O desmonte da máquina administrativa após o período eleitoral é fato recorrente nos municípios goianos. No passado, foram constatados problemas semelhantes. Desta vez, porém, o Ministério Público de Goiás (MP-GO) decidiu se antecipar. Assim que se encerraram as eleições, em 7 de outubro, o Centro de Apoio Operacional do Patrimônio Público do MP (Caopp) encaminhou uma circular a todas as promotorias do Estado, alertando para os problemas que normalmente ocorrem.

Reação Para o promotor Rodrigo César Bolleli Faria, que coordena o Caopp, a ação dos prefeitos derrotados configura-se "como nítida retaliação ao resultado das urnas". "Se tais gestores pretendem mesmo arrumar a casa, como alegam, por que não se organizaram ao longo de todo o governo?
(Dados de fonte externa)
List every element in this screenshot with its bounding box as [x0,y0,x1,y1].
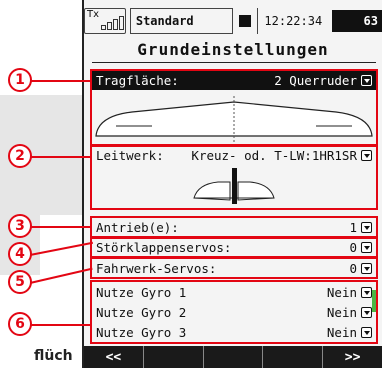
callout-5: 5 [8,270,32,294]
callout-6: 6 [8,312,32,336]
callout-1: 1 [8,68,32,92]
callout-3: 3 [8,214,32,238]
status-bar: Tx Standard 12:22:34 63 [84,6,382,36]
highlight-box-2 [90,144,378,210]
bottom-nav-bar: << >> [84,346,382,368]
next-page-button[interactable]: >> [323,346,382,368]
highlight-box-3 [90,216,378,238]
title-divider [92,62,376,63]
page-title: Grundeinstellungen [137,40,329,59]
leader-line-6 [30,324,92,326]
battery-indicator: 63 [332,10,382,32]
tx-label: Tx [87,9,100,20]
callout-2: 2 [8,144,32,168]
leader-line-1 [30,80,92,82]
clock: 12:22:34 [257,8,328,34]
model-name: Standard [129,8,234,34]
background-text: flüch [34,348,73,364]
softkey-2[interactable] [144,346,204,368]
highlight-box-6 [90,280,378,344]
softkey-4[interactable] [263,346,324,368]
highlight-box-1 [90,69,378,147]
callout-4: 4 [8,242,32,266]
highlight-box-4 [90,237,378,258]
leader-line-2 [30,156,92,158]
softkey-3[interactable] [204,346,264,368]
highlight-box-5 [90,257,378,279]
signal-strength-icon: Tx [84,8,126,34]
leader-line-3 [30,226,92,228]
status-square-icon [239,15,252,27]
prev-page-button[interactable]: << [84,346,144,368]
Se configurar improbidade administrativa, acionaremos os prefeitos. A população não pode ser prejudicada", alerta o promotor.

A reportagem do Correio esteve, nos últimos dias, em quatro cidades onde a oposição foi vencedora nas eleições: Novo Gama, Valparaíso, Santo Antônio do Descoberto e Águas Lindas. A situação, em todas elas, é semelhante, com demissão de comissionados e redução de expediente de alguns serviços públicos.

Em Santo Antônio, por exemplo, o principal problema é o atraso no salário dos servidores. Com isso, a carga horária dos alunos foi encurtada e o serviço de coleta de lixo acabou prejudicado. Para a professora Dulciléia Martins, o problema é de gestão. Em Valparaíso, de 160 trabalhadores no primeiro semestre, o quadro do hospital da cidade caiu para 96. O resultado é a falta de assistência aos pacientes, que passam horas à espera de médicos.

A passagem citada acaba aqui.